Hayatımızı en derinden etkileyecek olan para birimi tabii ki dolar. Biz, TL kazanıyor ya da TL harcıyor olabiliriz. Ama TL harcarken satın aldığımız ürünlere dolar bazında ödeme yapıyoruz. Örneğin bu haberi okurken kullandığınız akıllı cep telefonu bugünkü maliyetlerle en ucuz telefon olsa 2 bin lira ödenmiş olması gerekir. 2 bin lira asıl değeri mi? Hayır. Bugün bir iPhone 13’ün en fazla 4 ya da 5 bin lira olması gerekiyorken 30 bin liralardan bahsediyoruz. Bu sadece akıllı telefon için geçerli, telefona gelene kadar hayatımızı etkileyen daha neler var neler.
Atilla Yeşilada’nın da bahsettiği gibi dolar gelecekte çok daha karanlık duruma sokacak bizi. Türkiye Cumhuriyeti Merkez Bankası’nın dahi yılsonu dolar tahmini 16 lira gelin gerisini beraber hesap edelim. 2021 yılı için yılsonu dolar tahmini yapan TCMB 7 lira vermişti. Ancak 2021 yılını 16 lira ile kapattık. Bu da sonumuzu kendi elimizle hazırladığımızın en büyük göstergesidir. Eğer 2022’yi kapatıl 2023’e giderken daha dikkatli olmazsak 2024 ve 2025’li yıllarda çocuklarımıza daha fazla borç bırakacağız.

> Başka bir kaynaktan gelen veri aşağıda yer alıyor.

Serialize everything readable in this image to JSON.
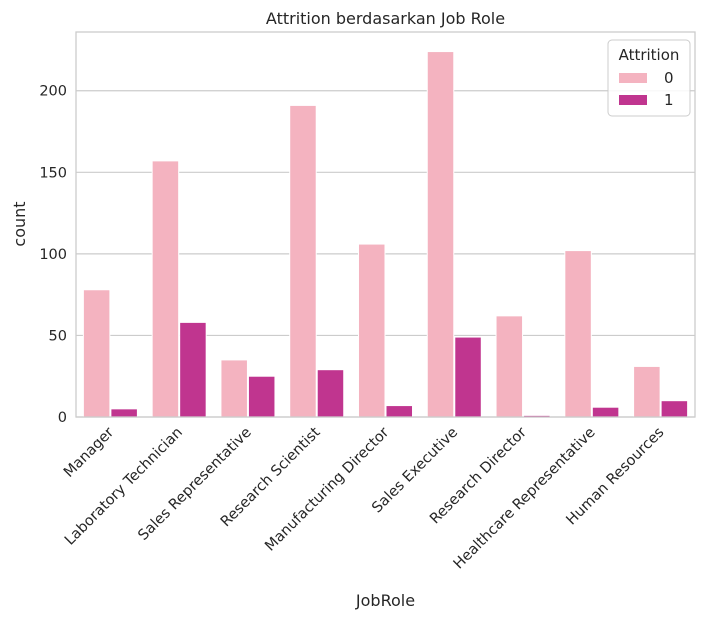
{
  "chart_data": {
    "type": "bar",
    "title": "Attrition berdasarkan Job Role",
    "xlabel": "JobRole",
    "ylabel": "count",
    "categories": [
      "Manager",
      "Laboratory Technician",
      "Sales Representative",
      "Research Scientist",
      "Manufacturing Director",
      "Sales Executive",
      "Research Director",
      "Healthcare Representative",
      "Human Resources"
    ],
    "series": [
      {
        "name": "0",
        "values": [
          78,
          157,
          35,
          191,
          106,
          224,
          62,
          102,
          31
        ]
      },
      {
        "name": "1",
        "values": [
          5,
          58,
          25,
          29,
          7,
          49,
          1,
          6,
          10
        ]
      }
    ],
    "ylim": [
      0,
      236
    ],
    "yticks": [
      0,
      50,
      100,
      150,
      200
    ],
    "legend": {
      "title": "Attrition",
      "placement": "top-right"
    },
    "grid": "y",
    "colors": {
      "series0": "#f4b3c0",
      "series1": "#c0358f",
      "grid": "#cccccc",
      "axis": "#cccccc",
      "text": "#262626"
    }
  }
}
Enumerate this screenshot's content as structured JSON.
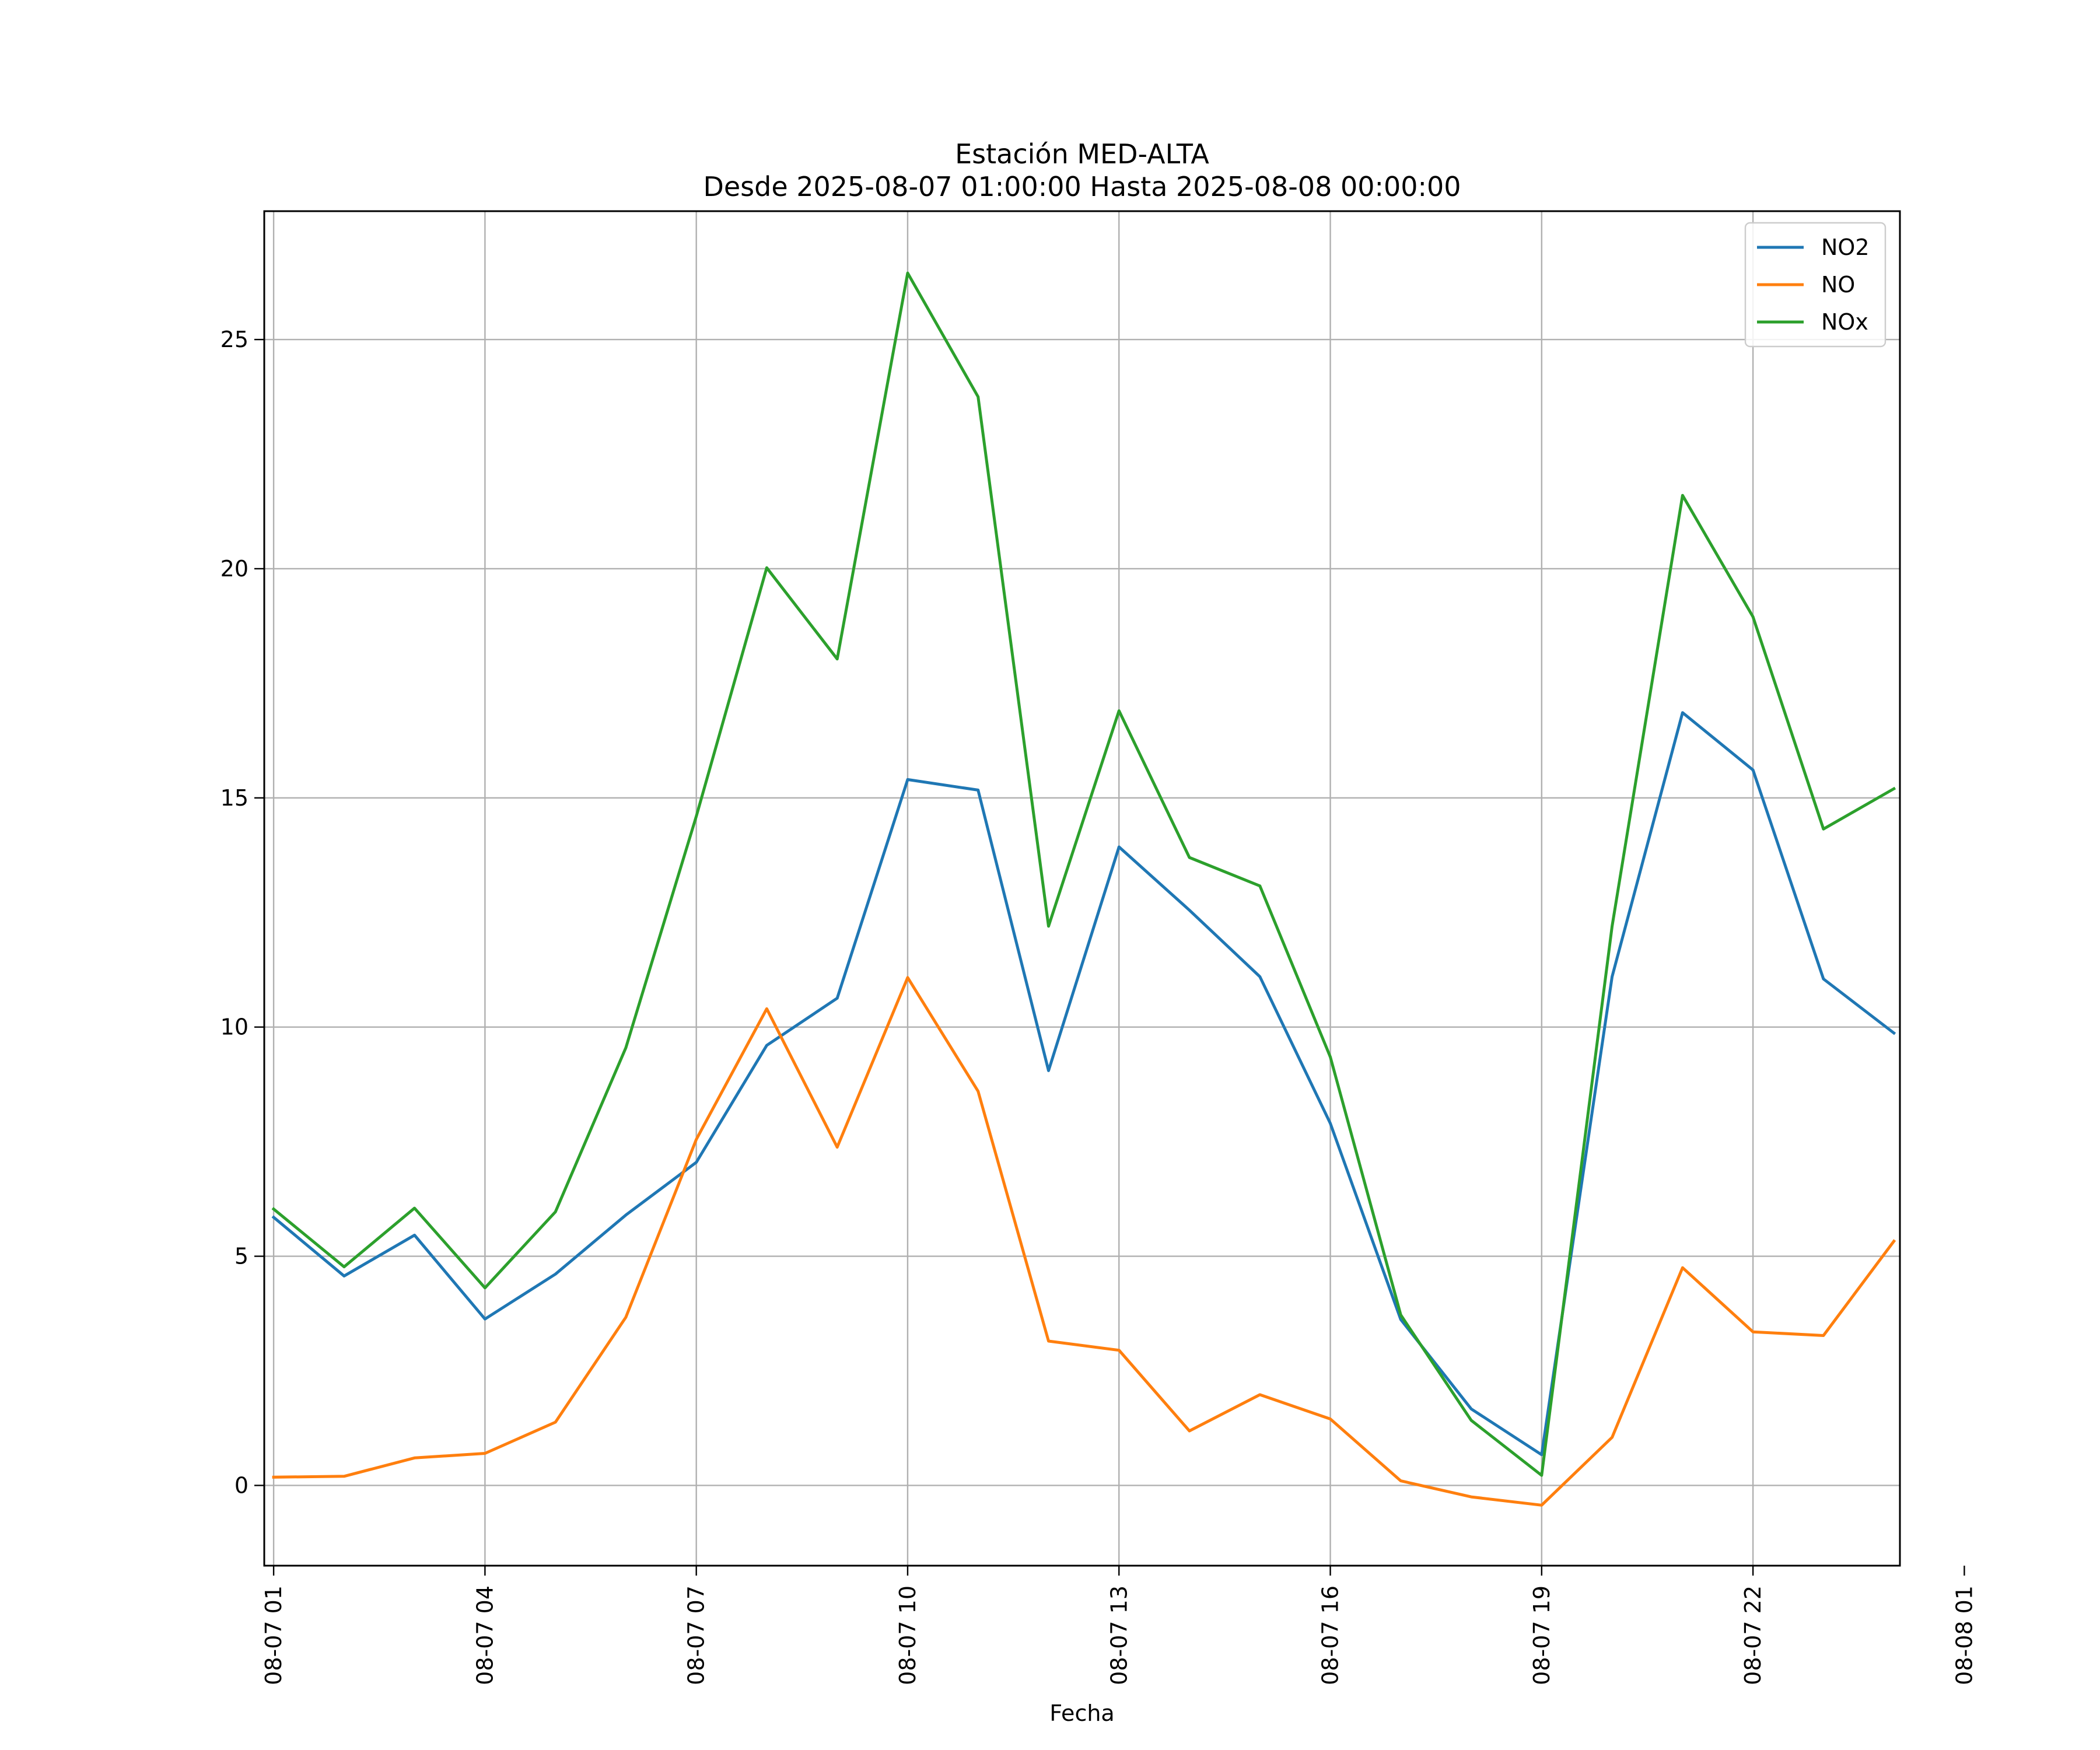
{
  "chart_data": {
    "type": "line",
    "title_line1": "Estación MED-ALTA",
    "title_line2": "Desde 2025-08-07 01:00:00 Hasta 2025-08-08 00:00:00",
    "xlabel": "Fecha",
    "ylabel": "",
    "xlim": [
      0.8667,
      24.0857
    ],
    "ylim": [
      -1.75,
      27.8
    ],
    "grid": true,
    "legend_position": "top-right",
    "x": [
      1,
      2,
      3,
      4,
      5,
      6,
      7,
      8,
      9,
      10,
      11,
      12,
      13,
      14,
      15,
      16,
      17,
      18,
      19,
      20,
      21,
      22,
      23,
      24
    ],
    "x_ticks": [
      {
        "x": 1,
        "label": "08-07 01"
      },
      {
        "x": 4,
        "label": "08-07 04"
      },
      {
        "x": 7,
        "label": "08-07 07"
      },
      {
        "x": 10,
        "label": "08-07 10"
      },
      {
        "x": 13,
        "label": "08-07 13"
      },
      {
        "x": 16,
        "label": "08-07 16"
      },
      {
        "x": 19,
        "label": "08-07 19"
      },
      {
        "x": 22,
        "label": "08-07 22"
      },
      {
        "x": 25,
        "label": "08-08 01"
      }
    ],
    "y_ticks": [
      {
        "y": 0,
        "label": "0"
      },
      {
        "y": 5,
        "label": "5"
      },
      {
        "y": 10,
        "label": "10"
      },
      {
        "y": 15,
        "label": "15"
      },
      {
        "y": 20,
        "label": "20"
      },
      {
        "y": 25,
        "label": "25"
      }
    ],
    "series": [
      {
        "name": "NO2",
        "color": "#1f77b4",
        "values": [
          5.85,
          4.57,
          5.46,
          3.63,
          4.61,
          5.9,
          7.05,
          9.6,
          10.63,
          15.4,
          15.17,
          9.05,
          13.93,
          12.55,
          11.1,
          7.9,
          3.62,
          1.67,
          0.67,
          11.1,
          16.86,
          15.61,
          11.05,
          9.87
        ]
      },
      {
        "name": "NO",
        "color": "#ff7f0e",
        "values": [
          0.18,
          0.2,
          0.6,
          0.7,
          1.38,
          3.67,
          7.55,
          10.4,
          7.38,
          11.08,
          8.6,
          3.15,
          2.95,
          1.19,
          1.98,
          1.45,
          0.1,
          -0.25,
          -0.43,
          1.05,
          4.75,
          3.35,
          3.27,
          5.33
        ]
      },
      {
        "name": "NOx",
        "color": "#2ca02c",
        "values": [
          6.03,
          4.77,
          6.05,
          4.31,
          5.97,
          9.55,
          14.6,
          20.02,
          18.03,
          26.45,
          23.75,
          12.2,
          16.9,
          13.7,
          13.08,
          9.35,
          3.72,
          1.42,
          0.22,
          12.2,
          21.6,
          18.95,
          14.32,
          15.2
        ]
      }
    ]
  }
}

Atilla Yeşilada, bu hükümetin hastalığı değil ağrıyı tedavi ettiğini belirtti. Yuvam hesabı açabilen yurt dışında yaşayan Türkler, artık tasarruflarını Türk bankalarında biriktirebiliyor ve burada Dolar ve Euroları üzerinden vadeli mevduat geliri elde edebiliyorlar. Hükümette biliyor bu önlem çalışması, gelen enflasyon tsunamisini sadece görebilir. Durduramaz, yok sayamaz, silemez. Bu hastalığı değil ağrıyı tedavi etmektir. Eğer hükümet daha gerçekçi ekonomik politikalar geliştirmezse sonumuz çok daha kötü olabilir gibi ifadelere yer verdi.